Creating and updating only the schema of Iceberg tables with dbt-athena

icebergaws

Currently, I don’t have the best practice to manage Iceberg tables in AWS. This is because there’s an issue where Iceberg tables updated with CDK (CloudFormation) are no longer treated as Iceberg tables.

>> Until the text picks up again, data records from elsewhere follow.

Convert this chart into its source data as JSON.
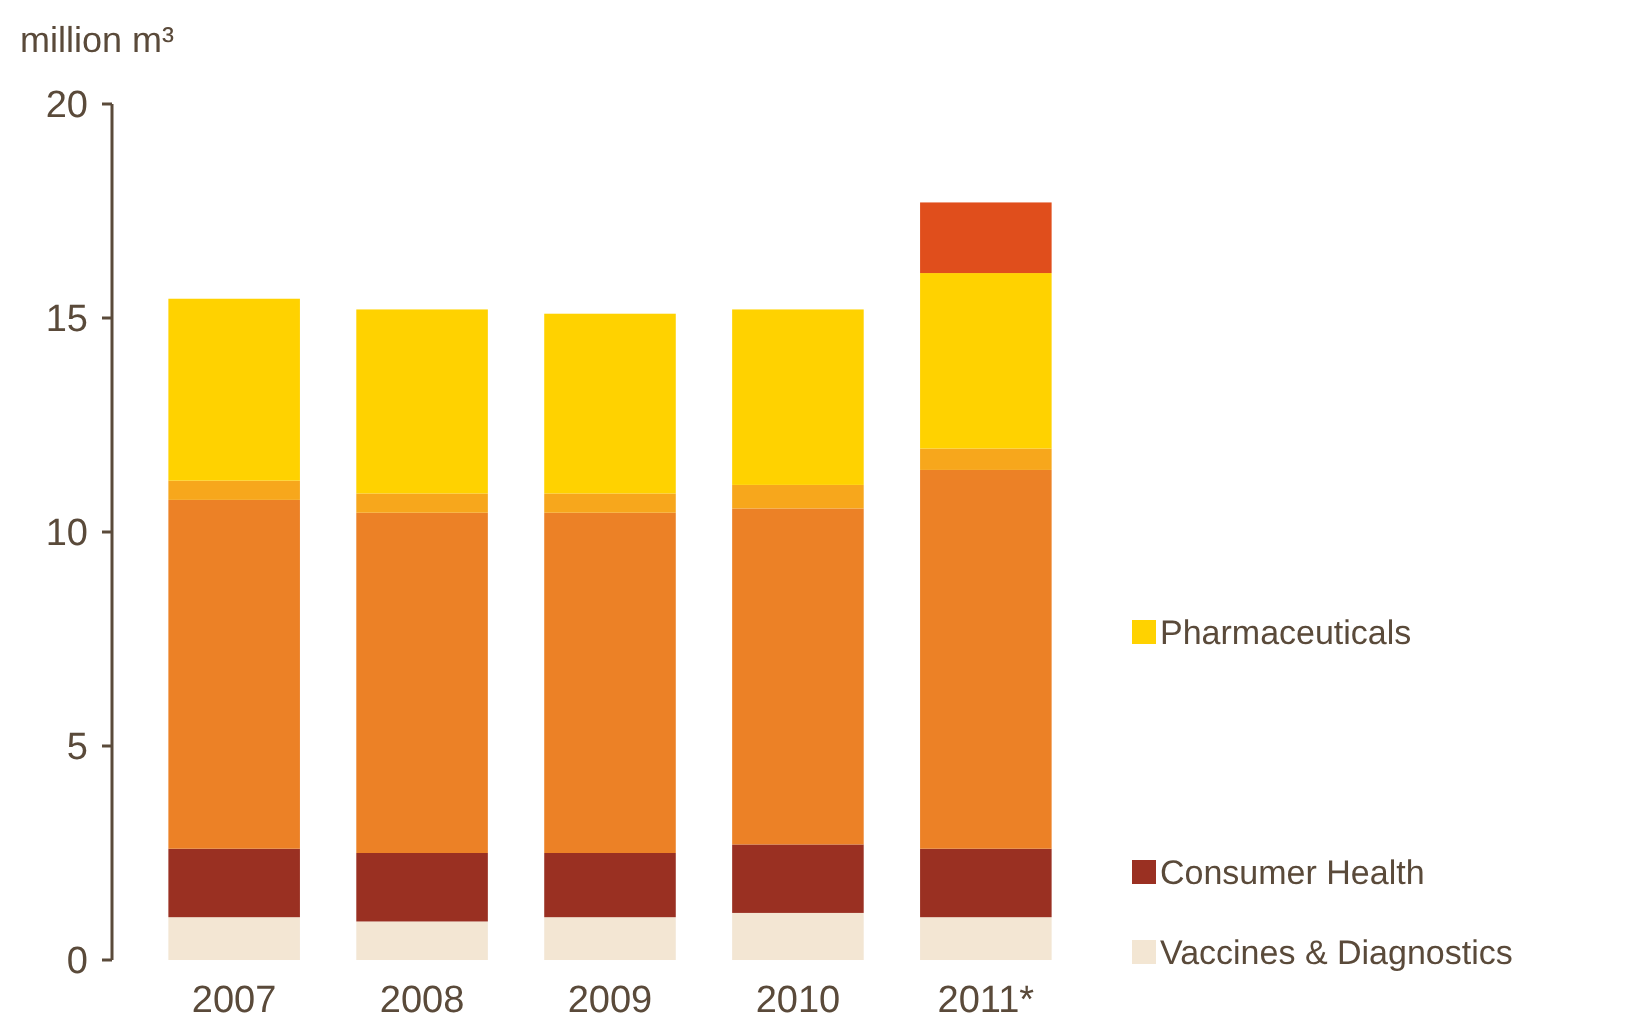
{
  "chart_data": {
    "type": "bar",
    "stacked": true,
    "ylabel": "million m³",
    "categories": [
      "2007",
      "2008",
      "2009",
      "2010",
      "2011*"
    ],
    "series": [
      {
        "name": "Vaccines & Diagnostics",
        "color": "#f3e6d3",
        "values": [
          1.0,
          0.9,
          1.0,
          1.1,
          1.0
        ]
      },
      {
        "name": "Consumer Health",
        "color": "#9a3022",
        "values": [
          1.6,
          1.6,
          1.5,
          1.6,
          1.6
        ]
      },
      {
        "color": "#ec8126",
        "values": [
          8.15,
          7.95,
          7.95,
          7.85,
          8.85
        ]
      },
      {
        "color": "#f7a71c",
        "values": [
          0.45,
          0.45,
          0.45,
          0.55,
          0.5
        ]
      },
      {
        "name": "Pharmaceuticals",
        "color": "#ffd200",
        "values": [
          4.25,
          4.3,
          4.2,
          4.1,
          4.1
        ]
      },
      {
        "color": "#e04e1c",
        "values": [
          null,
          null,
          null,
          null,
          1.65
        ]
      }
    ],
    "ylim": [
      0,
      20
    ],
    "yticks": [
      0,
      5,
      10,
      15,
      20
    ],
    "legend": "right",
    "grid": false
  }
}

Creating them from Athena Notebooks with Spark is the easiest approach, but I was looking for a method that would be more suitable for operations from a review and deployment perspective, and I reached to dbt-athena, the official dbt adapter for Athena.

Register Iceberg Tables in Glue Data Catalog to query from Athena and Snowflake - sambaiz-net

Creating new tables in BigQuery by processing data with SQL using dbt - sambaiz-net

$ python -m pip install dbt-core dbt-athena
$ dbt --version
Core:
  - installed: 1.10.4
  - latest:    1.10.4 - Up to date!

Plugins:
  - athena: 1.9.4 - Up to date!
  
$ cat ~/.dbt/profiles.yml 
athenatest:
  outputs:
    dev:
      database: awsdatacatalog
      region_name: ap-northeast-1
      s3_data_dir: s3://****/data
      s3_staging_dir: s3://****/staging
      schema: dbtathenatest
      threads: 1
      type: athena
  target: dev

While dbt normally performs record insertion, you can perform only table creation/update by appending 0 rows. The default on-schema-change is ignore, so added columns won’t be reflected unless configured. Structs in Trino are ROW, not STRUCT. They are registered as STRUCT in DataCatalog.

{{ config(
    materialized = 'incremental',
    incremental_strategy = 'append',
    table_type = 'iceberg',
    format = 'parquet',
    partitioned_by = ['id'],
    on_schema_change = 'append_new_columns'
) }}

select
    CAST(NULL AS INTEGER) AS id,
    CAST(NULL AS ROW(a INTEGER, b VARCHAR)) AS value
where false

The default location is {data_dir}/{schema}/{model}/{uuid} as defined here.

# create a table
$ dbt run --debug
....
create table "awsdatacatalog"."dbtathenatest"."my_first_dbt_model"
    with (
      table_type='iceberg',
      is_external=false,location='****/data/dbtathenatest/my_first_dbt_model/985181f4-f9d6-4486-9063-697ca8f510c5',
      partitioning=ARRAY['id'],
      format='parquet'
    )
    as
    ...

# add a column
$ dbt run --debug
...
In "awsdatacatalog"."dbtathenatest"."my_first_dbt_model":
        Schema changed: True
        Source columns not in target: [AthenaColumn(column='b', dtype='string', char_size=None, numeric_precision=None, numeric_scale=None, table_type=<TableType.ICEBERG: 'iceberg_table'>)]
        Target columns not in source: []
        New column types: []

On model.dbtathenatest.my_first_dbt_model: alter table `dbtathenatest`.`my_first_dbt_model`
          add columns (b string)
...

However, there are constraints originating from Athena - only specific tblproperties can be set, and partition changes are not reflected.

{{ config(
    ...
    tblproperties = {
        'write.update.mode': 'merge-on-read'
    }
) }}

// An error occurred (InvalidRequestException) when calling the StartQueryExecution operation: Table properties [write.update.mode] are not supported.

By the way, similar to BigQuery, insert_overwrite cannot be set as an incremental_strategy.

Create BigQuery Tables for Apache Iceberg using dbt and Read them from Snowflake - sambaiz-net

Invalid incremental strategy provided: insert_overwrite
        Incremental models on Iceberg tables only work with 'append', 'microbatch' or 'merge' (v3 only) strategy.
Microbatch model 'my_first_dbt_model' must provide an 'event_time' (string) config that indicates the name of the event time column.